One thing you should periodically do as a “good” DBA, is to look for unused objects in your user databases, to make the database easier to maintain and understand. If you use T-SQL stored procedures, (which I highly recommend), you can use the queries below to come up with a list of stored procedures that are not in your procedure cache.
Depending on how long since your procedure cache has been flushed, and your workload, this can give you a pretty good list to start with. You need to remember that if a SP has WITH RECOMPILE or OPTION(RECOMPILE), it won’t be in the cache.
Also, just because a stored procedure shows up on this list does not mean that you should just blindly delete it. I would search your source code (if possible), and talk to your developers. Then, I would rename the SP (rather than deleting it) in a test environment, and regression test. I like to use a prefix of zzz for the renamed stored procedures, so that they all sort together in the SSMS Object Explorer Window.
-- Get list of all SPs in the current database (SQL 2005 and 2008) SELECT p.name AS 'SP Name', p.create_date, p.modify_date FROM sys.procedures AS p WHERE p.is_ms_shipped = 0 ORDER BY p.name; -- Get list of possibly unused SPs (SQL 2008 only) SELECT p.name AS 'SP Name' -- Get list of all SPs in the current database FROM sys.procedures AS p WHERE p.is_ms_shipped = 0 EXCEPT SELECT p.name AS 'SP Name' -- Get list of all SPs from the current database FROM sys.procedures AS p -- that are in the procedure cache INNER JOIN sys.dm_exec_procedure_stats AS qs ON p.object_id = qs.object_id WHERE p.is_ms_shipped = 0;
You can also use this query to check dependencies (in SQL 2008) on an object:
SELECT referencing_schema_name, referencing_entity_name FROM sys.dm_sql_referencing_entities (‘schemaname.objectname’, 'OBJECT');
Why you are commented (SQL 2008 only) …I think that it would be better if the code will work also in SQL 2005, except when you have to use the clauses that are not available in SQL 2005!Anyway, I found nice post here, and very professional!Thank you!

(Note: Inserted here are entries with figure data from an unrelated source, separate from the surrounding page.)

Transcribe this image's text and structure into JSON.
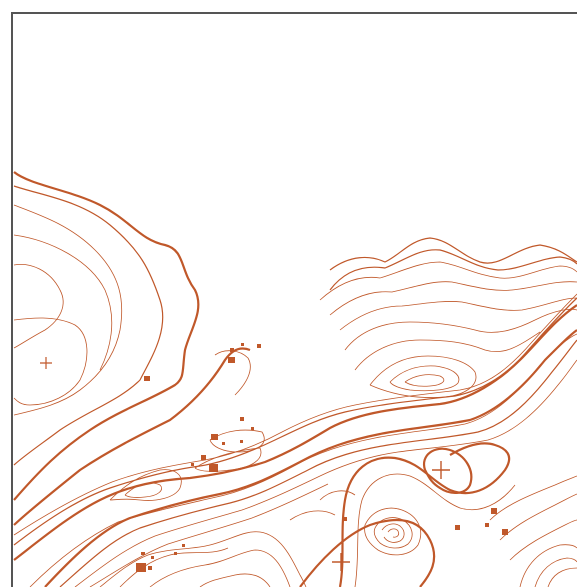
{
  "map": {
    "kind": "topographic-contour-map",
    "contour_color": "#c0582a",
    "frame_color": "#555555",
    "background": "#ffffff",
    "features": [
      "contour-lines",
      "index-contours",
      "summit-markers",
      "point-symbols"
    ],
    "summit_markers": 5,
    "point_symbols": 22
  }
}
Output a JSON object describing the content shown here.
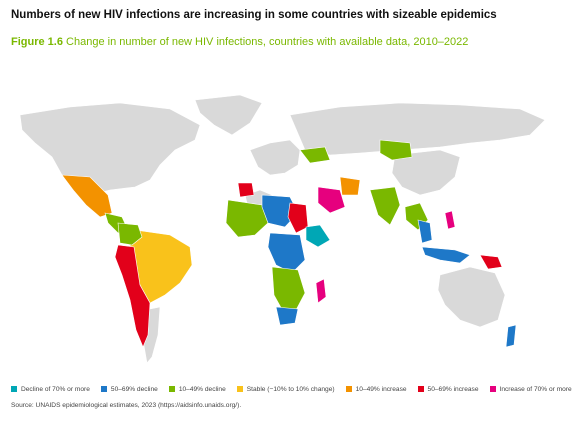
{
  "headline": "Numbers of new HIV infections are increasing in some countries with sizeable epidemics",
  "figure": {
    "label": "Figure 1.6",
    "caption": "Change in number of new HIV infections, countries with available data, 2010–2022"
  },
  "legend": [
    {
      "key": "decline70",
      "label": "Decline of 70% or more",
      "color": "#00a7b5"
    },
    {
      "key": "decline50",
      "label": "50–69% decline",
      "color": "#1e78c8"
    },
    {
      "key": "decline10",
      "label": "10–49% decline",
      "color": "#7ab800"
    },
    {
      "key": "stable",
      "label": "Stable (−10% to 10% change)",
      "color": "#f9c21b"
    },
    {
      "key": "increase10",
      "label": "10–49% increase",
      "color": "#f39200"
    },
    {
      "key": "increase50",
      "label": "50–69% increase",
      "color": "#e2001a"
    },
    {
      "key": "increase70",
      "label": "Increase of 70% or more",
      "color": "#e6007e"
    }
  ],
  "no_data_color": "#d9d9d9",
  "source": "Source: UNAIDS epidemiological estimates, 2023 (https://aidsinfo.unaids.org/)."
}
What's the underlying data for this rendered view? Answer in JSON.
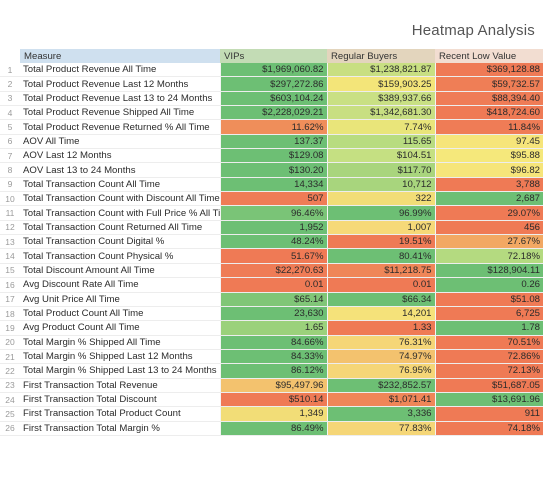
{
  "title": "Heatmap Analysis",
  "headers": {
    "measure": "Measure",
    "vips": "VIPs",
    "regular": "Regular Buyers",
    "recent_low": "Recent Low Value"
  },
  "rows": [
    {
      "n": "1",
      "measure": "Total Product Revenue All Time",
      "v1": "$1,969,060.82",
      "v2": "$1,238,821.87",
      "v3": "$369,128.88",
      "c1": "#6dbf74",
      "c2": "#c8df82",
      "c3": "#ef7a55"
    },
    {
      "n": "2",
      "measure": "Total Product Revenue Last 12 Months",
      "v1": "$297,272.86",
      "v2": "$159,903.25",
      "v3": "$59,732.57",
      "c1": "#6dbf74",
      "c2": "#f3e579",
      "c3": "#ef7e56"
    },
    {
      "n": "3",
      "measure": "Total Product Revenue Last 13 to 24 Months",
      "v1": "$603,104.24",
      "v2": "$389,937.66",
      "v3": "$88,394.40",
      "c1": "#6dbf74",
      "c2": "#c9e084",
      "c3": "#ef7c56"
    },
    {
      "n": "4",
      "measure": "Total Product Revenue Shipped All Time",
      "v1": "$2,228,029.21",
      "v2": "$1,342,681.30",
      "v3": "$418,724.60",
      "c1": "#6dbf74",
      "c2": "#c8df82",
      "c3": "#ef7a55"
    },
    {
      "n": "5",
      "measure": "Total Product Revenue Returned % All Time",
      "v1": "11.62%",
      "v2": "7.74%",
      "v3": "11.84%",
      "c1": "#ef8e5a",
      "c2": "#e9e57a",
      "c3": "#ef7c56"
    },
    {
      "n": "6",
      "measure": "AOV All Time",
      "v1": "137.37",
      "v2": "115.65",
      "v3": "97.45",
      "c1": "#6dbf74",
      "c2": "#b8dc80",
      "c3": "#f6e57a"
    },
    {
      "n": "7",
      "measure": "AOV Last 12 Months",
      "v1": "$129.08",
      "v2": "$104.51",
      "v3": "$95.88",
      "c1": "#6dbf74",
      "c2": "#c5e082",
      "c3": "#f5e87b"
    },
    {
      "n": "8",
      "measure": "AOV Last 13 to 24 Months",
      "v1": "$130.20",
      "v2": "$117.70",
      "v3": "$96.82",
      "c1": "#6dbf74",
      "c2": "#a9d57d",
      "c3": "#f6e57a"
    },
    {
      "n": "9",
      "measure": "Total Transaction Count All Time",
      "v1": "14,334",
      "v2": "10,712",
      "v3": "3,788",
      "c1": "#6dbf74",
      "c2": "#a8d57d",
      "c3": "#ef7a55"
    },
    {
      "n": "10",
      "measure": "Total Transaction Count with Discount All Time",
      "v1": "507",
      "v2": "322",
      "v3": "2,687",
      "c1": "#ef7c56",
      "c2": "#f2dd77",
      "c3": "#6dbf74"
    },
    {
      "n": "11",
      "measure": "Total Transaction Count with Full Price % All Time",
      "v1": "96.46%",
      "v2": "96.99%",
      "v3": "29.07%",
      "c1": "#7ac477",
      "c2": "#6dbf74",
      "c3": "#ef7a55"
    },
    {
      "n": "12",
      "measure": "Total Transaction Count Returned All Time",
      "v1": "1,952",
      "v2": "1,007",
      "v3": "456",
      "c1": "#6dbf74",
      "c2": "#f6d978",
      "c3": "#ef7a55"
    },
    {
      "n": "13",
      "measure": "Total Transaction Count Digital %",
      "v1": "48.24%",
      "v2": "19.51%",
      "v3": "27.67%",
      "c1": "#6dbf74",
      "c2": "#ef7a55",
      "c3": "#f2a863"
    },
    {
      "n": "14",
      "measure": "Total Transaction Count Physical %",
      "v1": "51.67%",
      "v2": "80.41%",
      "v3": "72.18%",
      "c1": "#ef7a55",
      "c2": "#6dbf74",
      "c3": "#b4da80"
    },
    {
      "n": "15",
      "measure": "Total Discount Amount All Time",
      "v1": "$22,270.63",
      "v2": "$11,218.75",
      "v3": "$128,904.11",
      "c1": "#ef7c56",
      "c2": "#ef8658",
      "c3": "#6dbf74"
    },
    {
      "n": "16",
      "measure": "Avg Discount Rate All Time",
      "v1": "0.01",
      "v2": "0.01",
      "v3": "0.26",
      "c1": "#ef7a55",
      "c2": "#ef7a55",
      "c3": "#6dbf74"
    },
    {
      "n": "17",
      "measure": "Avg Unit Price All Time",
      "v1": "$65.14",
      "v2": "$66.34",
      "v3": "$51.08",
      "c1": "#80c677",
      "c2": "#6dbf74",
      "c3": "#ef7a55"
    },
    {
      "n": "18",
      "measure": "Total Product Count All Time",
      "v1": "23,630",
      "v2": "14,201",
      "v3": "6,725",
      "c1": "#6dbf74",
      "c2": "#f5e27a",
      "c3": "#ef7a55"
    },
    {
      "n": "19",
      "measure": "Avg Product Count All Time",
      "v1": "1.65",
      "v2": "1.33",
      "v3": "1.78",
      "c1": "#9bd17b",
      "c2": "#ef7a55",
      "c3": "#6dbf74"
    },
    {
      "n": "20",
      "measure": "Total Margin % Shipped All Time",
      "v1": "84.66%",
      "v2": "76.31%",
      "v3": "70.51%",
      "c1": "#6dbf74",
      "c2": "#f5d677",
      "c3": "#ef7a55"
    },
    {
      "n": "21",
      "measure": "Total Margin % Shipped Last 12 Months",
      "v1": "84.33%",
      "v2": "74.97%",
      "v3": "72.86%",
      "c1": "#6dbf74",
      "c2": "#f3c26e",
      "c3": "#ef7a55"
    },
    {
      "n": "22",
      "measure": "Total Margin % Shipped Last 13 to 24 Months",
      "v1": "86.12%",
      "v2": "76.95%",
      "v3": "72.13%",
      "c1": "#6dbf74",
      "c2": "#f5d677",
      "c3": "#ef7a55"
    },
    {
      "n": "23",
      "measure": "First Transaction Total Revenue",
      "v1": "$95,497.96",
      "v2": "$232,852.57",
      "v3": "$51,687.05",
      "c1": "#f3c26e",
      "c2": "#6dbf74",
      "c3": "#ef7a55"
    },
    {
      "n": "24",
      "measure": "First Transaction Total Discount",
      "v1": "$510.14",
      "v2": "$1,071.41",
      "v3": "$13,691.96",
      "c1": "#ef7a55",
      "c2": "#ef8658",
      "c3": "#6dbf74"
    },
    {
      "n": "25",
      "measure": "First Transaction Total Product Count",
      "v1": "1,349",
      "v2": "3,336",
      "v3": "911",
      "c1": "#f2dd77",
      "c2": "#6dbf74",
      "c3": "#ef7a55"
    },
    {
      "n": "26",
      "measure": "First Transaction Total Margin %",
      "v1": "86.49%",
      "v2": "77.83%",
      "v3": "74.18%",
      "c1": "#6dbf74",
      "c2": "#f5d677",
      "c3": "#ef7a55"
    }
  ]
}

Would be great to have the SQL Azure version of this.
This is a great post!
I have followed this script to create an SP that would return all the unused SPs by databse on a particular server.
We have some inhouse DB healthcheck kind of stored procs that use system procedures like sp_foreachtable, sp_autostats and some DMVs. These are scheduled to run daily to update stats or to rebuild indexes or to check fragmentation on the tables. When I run your script to find the unused stored procs the I see the DB health check kind of stored procs in the resultset.
My question is- whether these kind of procs are not cached by SQL Server? I know that this kind of scripts should be used for diagonaositc purpose only- but for my curiosity sake I wanted to know.
Thanks!
Sundari Sinha
Maybe your healthcheck stored procedures are called with the WITH RECOMPILE option, so their plans are not cached.
Thanks for your reply!
These healthcheck stored procs are not called WITH RECOMPILE option. Not sure what is causing these procs to not show up in the stats.